= Alison Rehfisch =

Australian artist (1900–1975)

Alison Baily Rehfisch (23 January 1900 – 12 March 1975) was an Australian painter born in Sydney.

== Early life ==
Alison Rehfisch was born as Alison Baily Green on 23 January 1900 in Woollahra, Sydney, and grew up in Mosman. Her mother, who was a proficient sculptor, painter and musician, encouraged her interest in painting and drawing. As a student at Redlands School, Cremorne from 1913–15, she was influenced by the painter Albert Collins.

Upon leaving school, she studied at the Julian Ashton Art School before marrying in 1919 and as Alison Rehfisch studied around 1925 under Antonio Dattilo Rubbo at the Royal Art Society. It was here she met George Duncan and they began sharing studio space.

== Career ==
She began exhibiting at the Blaxland Gallery in 1929 and it was around this time that she and her husband split up and she moved into a studio apartment with Dorrit Black, Rah Fizelle, Thea Proctor and Adelaide Perry. She left for London in 1933, where she studied, worked and travelled, including a 3-month stay in Spain. After hearing of her husband's death in 1938, she returned to Sydney and in 1942 married George Duncan.

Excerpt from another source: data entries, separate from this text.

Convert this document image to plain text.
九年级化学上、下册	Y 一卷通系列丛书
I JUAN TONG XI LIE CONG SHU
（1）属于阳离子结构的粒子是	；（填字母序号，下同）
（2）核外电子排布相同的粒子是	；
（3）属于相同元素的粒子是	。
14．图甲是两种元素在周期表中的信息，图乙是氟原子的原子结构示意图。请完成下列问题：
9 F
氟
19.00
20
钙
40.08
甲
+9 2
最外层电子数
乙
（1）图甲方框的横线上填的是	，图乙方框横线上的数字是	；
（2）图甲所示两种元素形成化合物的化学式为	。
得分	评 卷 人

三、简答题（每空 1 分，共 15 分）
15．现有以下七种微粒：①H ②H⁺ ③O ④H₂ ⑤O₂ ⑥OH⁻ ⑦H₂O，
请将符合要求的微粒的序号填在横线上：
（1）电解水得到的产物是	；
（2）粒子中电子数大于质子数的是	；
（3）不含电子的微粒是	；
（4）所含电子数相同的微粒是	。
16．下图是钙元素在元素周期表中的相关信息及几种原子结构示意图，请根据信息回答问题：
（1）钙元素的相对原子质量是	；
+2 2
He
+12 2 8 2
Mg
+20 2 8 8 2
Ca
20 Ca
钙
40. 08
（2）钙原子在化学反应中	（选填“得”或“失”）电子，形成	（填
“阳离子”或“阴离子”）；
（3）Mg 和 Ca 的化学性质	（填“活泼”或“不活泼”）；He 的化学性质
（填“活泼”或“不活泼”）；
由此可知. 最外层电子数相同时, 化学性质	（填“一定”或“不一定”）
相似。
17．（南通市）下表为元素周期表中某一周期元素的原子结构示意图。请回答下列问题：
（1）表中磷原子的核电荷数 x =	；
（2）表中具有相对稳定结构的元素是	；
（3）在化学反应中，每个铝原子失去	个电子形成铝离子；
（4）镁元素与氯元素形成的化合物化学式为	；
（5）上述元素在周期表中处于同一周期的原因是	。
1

In 1947, their home burnt down and Alison lost several hundred paintings. Friends arranged an auction at the home of Desiderius Orban. She and George moved to the country and took to painting landscapes around Berrima, Moss Vale and Goulburn but returned to Sydney in 1953 when George secured a position as director of David Jones Art Gallery. They bought a house "Hillgrove" in Pymble which she decorated extensively, but spent little time on more mundane tasks. She was active with the Contemporary Art Society and the Contemporary Group. She continued to paint her still lifes and landscapes but concentrated more on flower paintings, which lowered her reputation as a serious painter.

== Death ==
After George died of cancer in 1974, she was inconsolable and less than a year later, with deteriorating eyesight and suffering depression, committed suicide by swallowing poison.

== In Collections ==
Her works may be found in the following collections: the National Gallery of Australia (2 prints), the Cruthers Collection of Women's Art at the Lawrence Wilson Art Gallery at the University of Western Australia, in the Art Gallery of New South Wales, and the National Portrait Gallery of Australia.

== Exhibitions ==
She held exhibitions at Blaxland Gallery in 1933 and Macquarie Galleries in 1933, 1939, 1946, 1949 and 1958

A joint retrospective of George's and Alison's work was held at Macquarie Galleries in 1976.